Being a “better person” starts with being honest about attitude changes you need to make. Is it your anger, attentiveness, or your treatment of relationships? Identify your shortcomings and narrow down the field so you know what to work on for the rest of the year.

  • I will try bungee jumping or sky diving this year.

Whether it’s trying something new or overcoming fears, trying something out-of-the box is like diving deep into the ocean for pearls. They can be both challenging and extremely rewarding. It can reduce stress and boost energy. You can, of course, find your own “out-of-the-box” experience. It does not necessarily have to be bungee jumping or sky diving. Take this, however, nothing in the future will be too difficult once you willingly undergo liberating experiences.

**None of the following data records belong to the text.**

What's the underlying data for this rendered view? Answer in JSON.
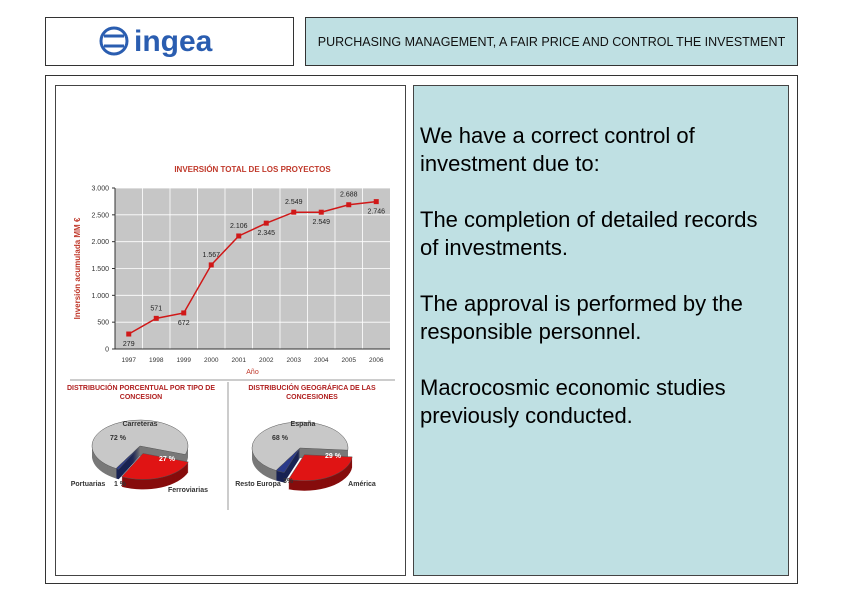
{
  "header": {
    "logo": "ingea",
    "title": "PURCHASING MANAGEMENT, A FAIR PRICE AND CONTROL THE INVESTMENT"
  },
  "chart_data": [
    {
      "type": "line",
      "title": "INVERSIÓN TOTAL DE LOS PROYECTOS",
      "y_label": "Inversión acumulada MM €",
      "x_label": "Año",
      "categories": [
        "1997",
        "1998",
        "1999",
        "2000",
        "2001",
        "2002",
        "2003",
        "2004",
        "2005",
        "2006"
      ],
      "values": [
        279,
        571,
        672,
        1567,
        2106,
        2345,
        2549,
        2549,
        2688,
        2746
      ],
      "value_labels": [
        "279",
        "571",
        "672",
        "1.567",
        "2.106",
        "2.345",
        "2.549",
        "2.549",
        "2.688",
        "2.746"
      ],
      "color": "#d01818",
      "ylim": [
        0,
        3000
      ],
      "yticks": [
        0,
        500,
        {
          "value": 1000,
          "label": "1.000"
        },
        {
          "value": 1500,
          "label": "1.500"
        },
        {
          "value": 2000,
          "label": "2.000"
        },
        {
          "value": 2500,
          "label": "2.500"
        },
        {
          "value": 3000,
          "label": "3.000"
        }
      ],
      "grid": true
    },
    {
      "type": "pie",
      "title": "DISTRIBUCIÓN PORCENTUAL POR TIPO DE CONCESION",
      "categories": [
        "Carreteras",
        "Ferroviarias",
        "Portuarias"
      ],
      "values": [
        72,
        27,
        1
      ],
      "value_labels": [
        "72 %",
        "27 %",
        "1 %"
      ],
      "colors": [
        "#c8c8c8",
        "#e01414",
        "#2a3a8a"
      ]
    },
    {
      "type": "pie",
      "title": "DISTRIBUCIÓN GEOGRÁFICA DE LAS CONCESIONES",
      "categories": [
        "España",
        "América",
        "Resto Europa"
      ],
      "values": [
        68,
        29,
        3
      ],
      "value_labels": [
        "68 %",
        "29 %",
        "3%"
      ],
      "colors": [
        "#c8c8c8",
        "#e01414",
        "#2a3a8a"
      ]
    }
  ],
  "text": {
    "paragraphs": [
      "We have a correct control of investment due to:",
      "The completion of detailed records of investments.",
      "The approval is performed by the responsible personnel.",
      "Macrocosmic economic studies previously conducted."
    ]
  }
}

5. “My New Year’s resolution is…”

Changing your ways may need a whole year. While the New Year seems monumental to initiate efforts to change, other goals can be set any time of the year.

Alternatives:

  • I’ll create a resolution every month.

Break down your goals for the year by month as it makes the task less overwhelming. Instead of choosing to lose 50 pounds in a year, establish new eating habits by February, try a new workout routine by April, or drop your first 20 pounds by June. Breaking down one general goal to specific ones make it easier to achieve. You might just shed the remaining 30 pounds before you know it.

  • I’ll ask a trusted friend to be a “goal tracker.”

A true friend is honest enough to tell you if you’re falling behind on the work you need to do for your goals. Having someone remind you that it’s gym day or that you’re about to exceed your shopping allowance (we can all relate) makes all the difference. Make sure to thank your friend at the end of 2018.

  • I’m going to share my goals publicly.

If your trusted friend is not available, you can always turn to public medium. Share your resolutions on your social media accounts, whether it be Facebook, Instagram, Twitter, among others. Hundreds of thousands of your online friends can hold you accountable throughout the year which in return, should motivate you to achieve your goals. The best part? You can look back at your progress throughout the year.

There are circumstances in life that might be hindering you from realizing your resolutions and that’s fine. Don’t force yourself to achieve goals that others do. Assess your own situation and start setting your goals from there. Remember that change sometimes depend on how much you want it but it doesn’t have to be rapid. Time flies but go at your own pace. Work on the sacrifices you need to make, the bad that you need to swap for the good, and think about how you’d like to see yourself at the end of the year.